Amazon Slams Door On Flash Ads Starting September 1

Amazon is the latest major tech company to kick Adobe's Flash platform to the curb. Effective September 1, 2015, the world's most popular online retailer will no longer accept Flash-based advertisements on its main site or through it's third-party Amazon Advertising Platform (AAP), the company announced this week. Interestingly, it's not Flash's history of security woes that prompted Amazon's decision.

"This is driven by recent browser setting updates from Google Chrome, and existing browser settings from Mozilla Firefox and Apple Safari, that limits Flash content displayed on web pages," Amazon explained. "This change ensures customers continue to have a positive, consistent experience across Amazon and its affiliates, and that ads displayed across the site function properly for optimal performance."

Amazon

In other words, Amazon is simply going with the flow.
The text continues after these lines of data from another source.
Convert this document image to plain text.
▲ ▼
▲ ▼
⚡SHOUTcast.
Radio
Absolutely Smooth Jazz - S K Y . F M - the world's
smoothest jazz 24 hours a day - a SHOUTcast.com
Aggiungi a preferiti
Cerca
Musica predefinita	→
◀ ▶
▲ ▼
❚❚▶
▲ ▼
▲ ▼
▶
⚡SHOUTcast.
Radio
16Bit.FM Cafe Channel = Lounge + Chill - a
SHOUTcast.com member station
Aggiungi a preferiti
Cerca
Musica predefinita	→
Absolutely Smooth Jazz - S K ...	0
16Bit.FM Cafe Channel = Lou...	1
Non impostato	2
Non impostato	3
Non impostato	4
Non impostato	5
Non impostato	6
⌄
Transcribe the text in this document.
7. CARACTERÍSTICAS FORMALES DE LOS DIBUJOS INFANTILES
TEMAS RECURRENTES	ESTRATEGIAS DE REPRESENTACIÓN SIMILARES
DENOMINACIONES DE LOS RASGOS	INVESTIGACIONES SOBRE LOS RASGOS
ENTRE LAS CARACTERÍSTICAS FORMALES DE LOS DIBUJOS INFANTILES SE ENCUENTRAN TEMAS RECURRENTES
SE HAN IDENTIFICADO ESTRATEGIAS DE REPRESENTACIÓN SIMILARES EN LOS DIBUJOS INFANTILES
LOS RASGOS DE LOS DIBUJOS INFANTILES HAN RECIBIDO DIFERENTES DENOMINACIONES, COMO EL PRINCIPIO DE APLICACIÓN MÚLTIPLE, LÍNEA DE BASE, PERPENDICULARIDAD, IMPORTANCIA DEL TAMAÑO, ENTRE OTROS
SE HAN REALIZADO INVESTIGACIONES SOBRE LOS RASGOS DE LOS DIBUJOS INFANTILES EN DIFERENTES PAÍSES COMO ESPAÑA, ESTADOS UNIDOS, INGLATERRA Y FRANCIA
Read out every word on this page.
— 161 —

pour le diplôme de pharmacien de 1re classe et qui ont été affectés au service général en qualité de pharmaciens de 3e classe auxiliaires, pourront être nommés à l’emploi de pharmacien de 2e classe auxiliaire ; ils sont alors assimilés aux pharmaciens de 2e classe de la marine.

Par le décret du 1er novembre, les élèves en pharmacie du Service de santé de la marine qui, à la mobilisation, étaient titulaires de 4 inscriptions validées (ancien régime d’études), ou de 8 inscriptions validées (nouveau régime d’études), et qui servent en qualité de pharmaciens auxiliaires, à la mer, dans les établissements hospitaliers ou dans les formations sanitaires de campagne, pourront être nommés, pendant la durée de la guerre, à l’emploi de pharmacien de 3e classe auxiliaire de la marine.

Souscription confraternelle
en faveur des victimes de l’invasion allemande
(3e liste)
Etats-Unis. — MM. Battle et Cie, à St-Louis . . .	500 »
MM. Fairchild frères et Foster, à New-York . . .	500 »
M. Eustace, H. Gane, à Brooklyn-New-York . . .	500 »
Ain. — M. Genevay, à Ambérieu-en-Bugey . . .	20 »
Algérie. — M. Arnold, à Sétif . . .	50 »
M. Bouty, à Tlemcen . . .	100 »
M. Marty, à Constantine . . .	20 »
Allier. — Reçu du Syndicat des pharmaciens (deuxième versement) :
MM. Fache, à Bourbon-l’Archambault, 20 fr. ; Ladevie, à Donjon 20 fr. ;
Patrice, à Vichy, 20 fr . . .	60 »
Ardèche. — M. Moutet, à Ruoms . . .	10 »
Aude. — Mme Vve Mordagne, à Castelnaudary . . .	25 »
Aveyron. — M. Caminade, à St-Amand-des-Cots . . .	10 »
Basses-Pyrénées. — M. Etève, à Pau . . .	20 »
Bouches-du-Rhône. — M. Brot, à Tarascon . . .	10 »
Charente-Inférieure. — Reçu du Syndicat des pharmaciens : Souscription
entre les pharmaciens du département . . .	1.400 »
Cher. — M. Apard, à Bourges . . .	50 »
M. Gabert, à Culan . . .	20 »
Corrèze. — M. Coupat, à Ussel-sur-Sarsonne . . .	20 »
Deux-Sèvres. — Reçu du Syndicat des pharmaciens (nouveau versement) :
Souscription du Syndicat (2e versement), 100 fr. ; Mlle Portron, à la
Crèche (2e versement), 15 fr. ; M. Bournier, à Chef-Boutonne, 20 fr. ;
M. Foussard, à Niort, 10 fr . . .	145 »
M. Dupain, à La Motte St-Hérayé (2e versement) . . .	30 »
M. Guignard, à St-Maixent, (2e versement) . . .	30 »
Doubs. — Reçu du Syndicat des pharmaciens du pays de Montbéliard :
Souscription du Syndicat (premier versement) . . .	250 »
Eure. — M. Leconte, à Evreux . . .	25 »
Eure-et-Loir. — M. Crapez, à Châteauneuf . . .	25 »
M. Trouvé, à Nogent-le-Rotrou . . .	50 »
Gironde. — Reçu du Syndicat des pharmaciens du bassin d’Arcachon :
Back in July, Mozilla made the decision to block Flash content by default on all versions of its Firefox browser, and prior to that, Google tested a feature in Chrome that would automatically pause Flash content that was deemed unnecessary.

There's no denying that Flash has seen better days. The platform's decline began when Apple said it wouldn't support Flash on its mobile devices, and though Google toyed with a mobile version of Flash for Android, it never went anywhere.

In place of Flash-based ads, Amazon wants developers to use HTML5.